I know many people who have tried. But no one who has succeeded in the long term .
They all end up cheating again, in one way or another.
The men ( and sometimes their wives too) kid themselves that they had the affair because of some external factor. She was available, they were lonely / having a mid life crisis, wife wasn't paying them enough attention, wife put on weight or got ill, their granny / hamster died, they were depressed - the list is endless but predictable.
When the real reason they had an affair is their huge sense of entitlement. Otherwise they would have left their supposedly crap marriage and then met someone else. They never do that because they want to have their cake and eat it.
That belief ( that’s it’s fine to lie and cheat as long as you have A Reason ) never goes. So when another Perfectly Good Reason comes along, they cheat again.
New reasons can include “ my wife was angry at the affair “ and “ she didn't get over my affair within the timescale I had allocated “ .

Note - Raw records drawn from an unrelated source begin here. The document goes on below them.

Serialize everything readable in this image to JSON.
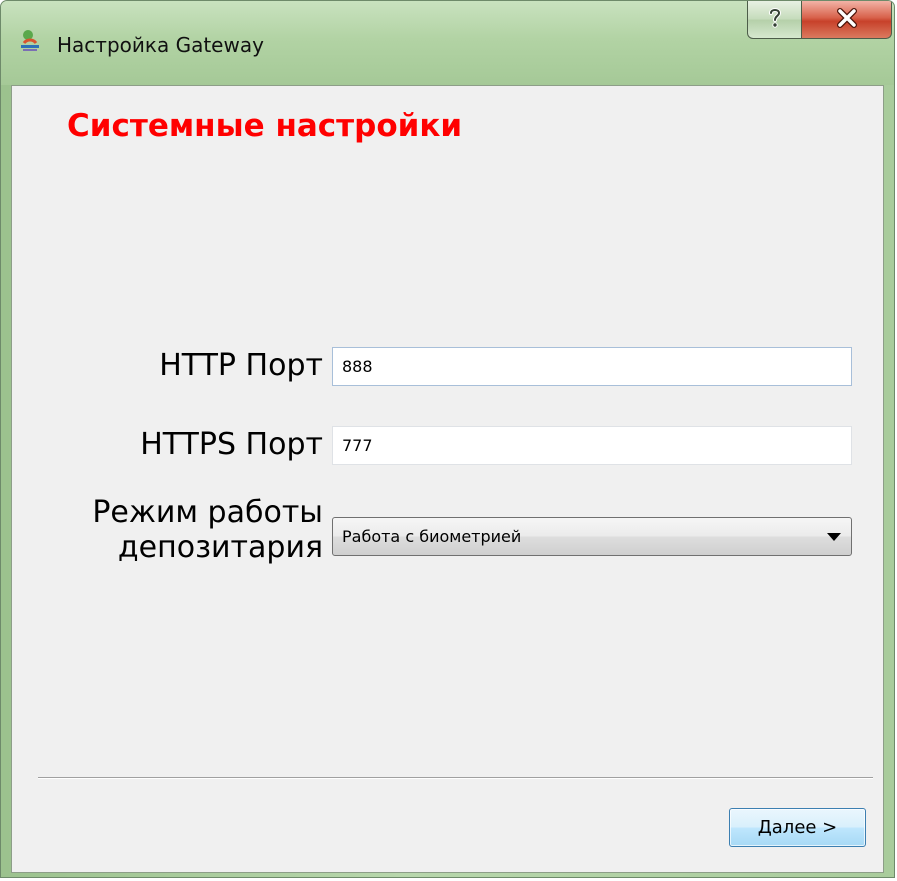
{
  "window": {
    "title": "Настройка Gateway",
    "app_icon": "gateway-app-icon",
    "help_icon": "question-icon",
    "close_icon": "close-x-icon"
  },
  "page": {
    "title": "Системные настройки"
  },
  "fields": {
    "http_port": {
      "label": "HTTP Порт",
      "value": "888"
    },
    "https_port": {
      "label": "HTTPS Порт",
      "value": "777"
    },
    "mode": {
      "label_line1": "Режим работы",
      "label_line2": "депозитария",
      "selected": "Работа с биометрией",
      "icon": "dropdown-arrow-icon"
    }
  },
  "footer": {
    "next_button": {
      "mnemonic": "Д",
      "label_rest": "алее >"
    }
  },
  "colors": {
    "page_title": "#ff0000",
    "client_background": "#f0f0f0",
    "titlebar_green": "#b2d3a4",
    "close_red": "#c7412a",
    "button_blue": "#bee6fd"
  }
}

Counselling never seems to address this entitlement - it’s the elephant in the room. It’s all about how the one who was cheated on can do better next time. And how the poor cheater was just a helpless victim of circumstances.

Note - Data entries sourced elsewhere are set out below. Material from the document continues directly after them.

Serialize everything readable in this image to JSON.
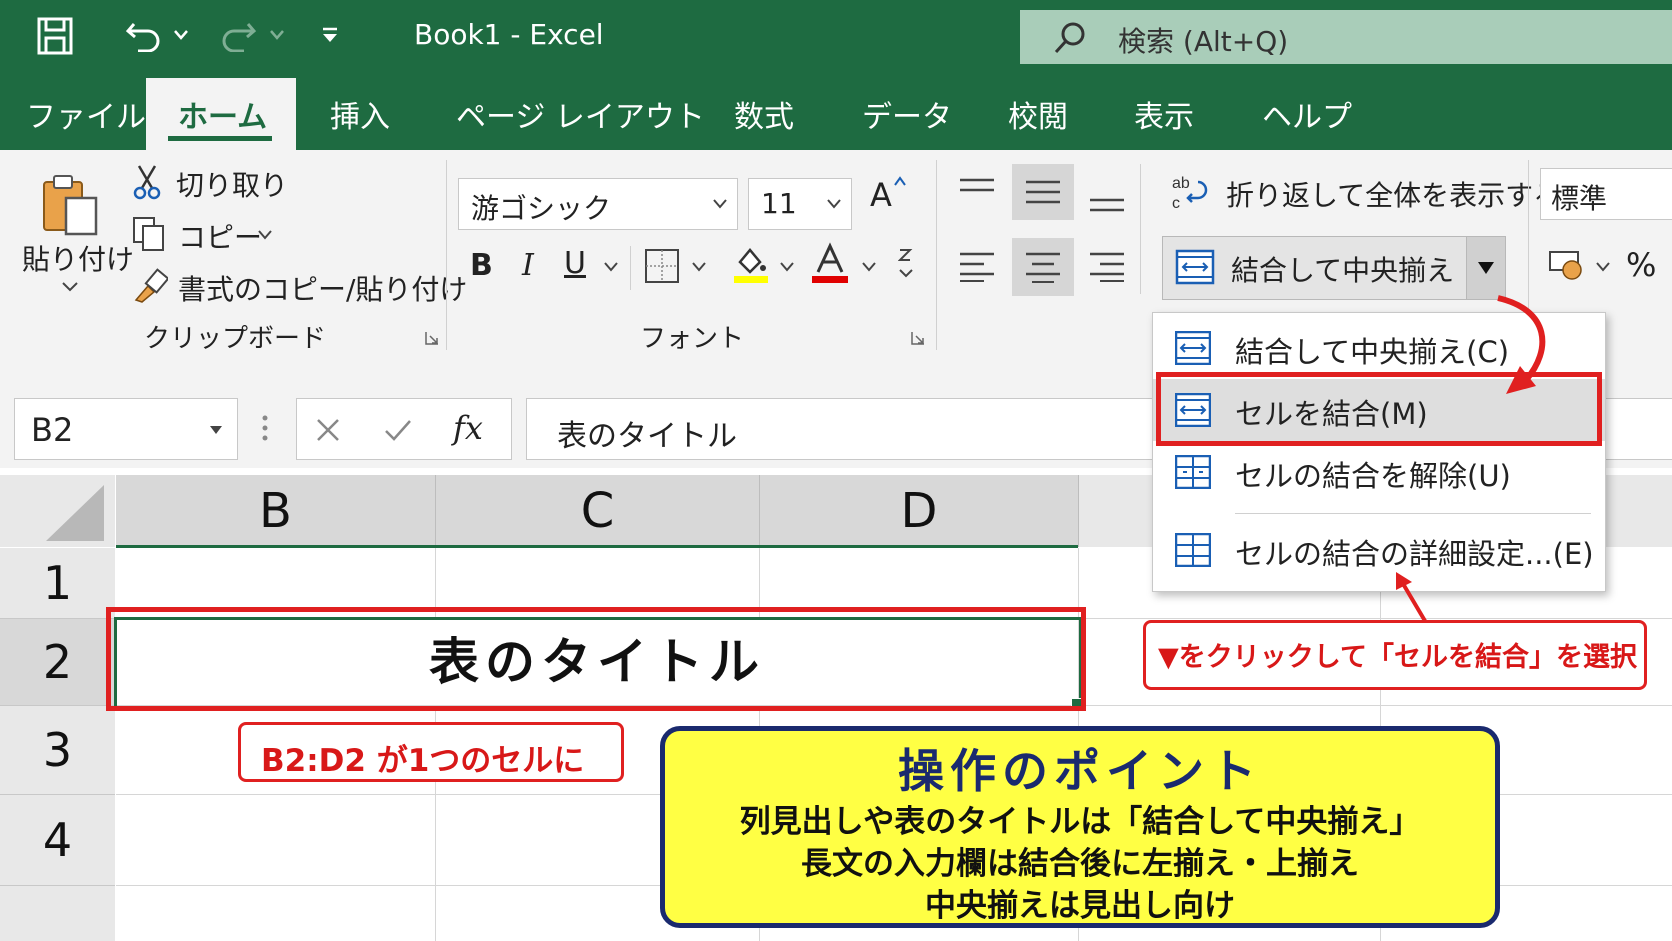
{
  "titlebar": {
    "title": "Book1  -  Excel",
    "search_placeholder": "検索 (Alt+Q)"
  },
  "tabs": [
    "ファイル",
    "ホーム",
    "挿入",
    "ページ レイアウト",
    "数式",
    "データ",
    "校閲",
    "表示",
    "ヘルプ"
  ],
  "active_tab": "ホーム",
  "clipboard": {
    "paste_label": "貼り付け",
    "cut_label": "切り取り",
    "copy_label": "コピー",
    "format_painter_label": "書式のコピー/貼り付け",
    "group_label": "クリップボード"
  },
  "font": {
    "font_name": "游ゴシック",
    "font_size": "11",
    "group_label": "フォント",
    "bold": "B",
    "italic": "I",
    "underline": "U",
    "grow": "A"
  },
  "alignment": {
    "wrap_text_label": "折り返して全体を表示する",
    "merge_center_label": "結合して中央揃え"
  },
  "number": {
    "format": "標準",
    "percent": "%"
  },
  "merge_menu": {
    "items": [
      {
        "label": "結合して中央揃え(C)",
        "accel": "C"
      },
      {
        "label": "セルを結合(M)",
        "accel": "M"
      },
      {
        "label": "セルの結合を解除(U)",
        "accel": "U"
      },
      {
        "label": "セルの結合の詳細設定...(E)",
        "accel": "E"
      }
    ],
    "highlighted_index": 1
  },
  "formula_bar": {
    "name_box": "B2",
    "fx": "fx",
    "content": "表のタイトル"
  },
  "sheet": {
    "columns": [
      "B",
      "C",
      "D"
    ],
    "rows": [
      "1",
      "2",
      "3",
      "4"
    ],
    "b2_value": "表のタイトル"
  },
  "annotations": {
    "merged_note": "B2:D2 が1つのセルに",
    "click_instruction": "▼をクリックして「セルを結合」を選択",
    "point_title": "操作のポイント",
    "point_lines": [
      "列見出しや表のタイトルは「結合して中央揃え」",
      "長文の入力欄は結合後に左揃え・上揃え",
      "中央揃えは見出し向け"
    ]
  },
  "colors": {
    "excel_green": "#1e6b41",
    "highlight_red": "#e02020",
    "point_yellow": "#ffff44",
    "point_border": "#1a2a6e"
  }
}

Even the men who initially seem grateful that they were forgiven eventually become angry and resentful, if they remain in the marriage. Because they believe deep down that they were forced to stop their cheating by their wife / fear of losing their money / fear of having to parent their own kids and do their own domestic labour.
Either their evil wife stopped their fun when she found out. Or the evil OW treated him badly by dumping him. It’s never their fault.
If you have no agency in a situation, how can you stop it happening again ? You can’t.
( I’m not talking about a drunken kiss at a party BTW, I’m talking about sustained and deliberate cheating. That’s not due to circumstances, that’s about someone’s character ).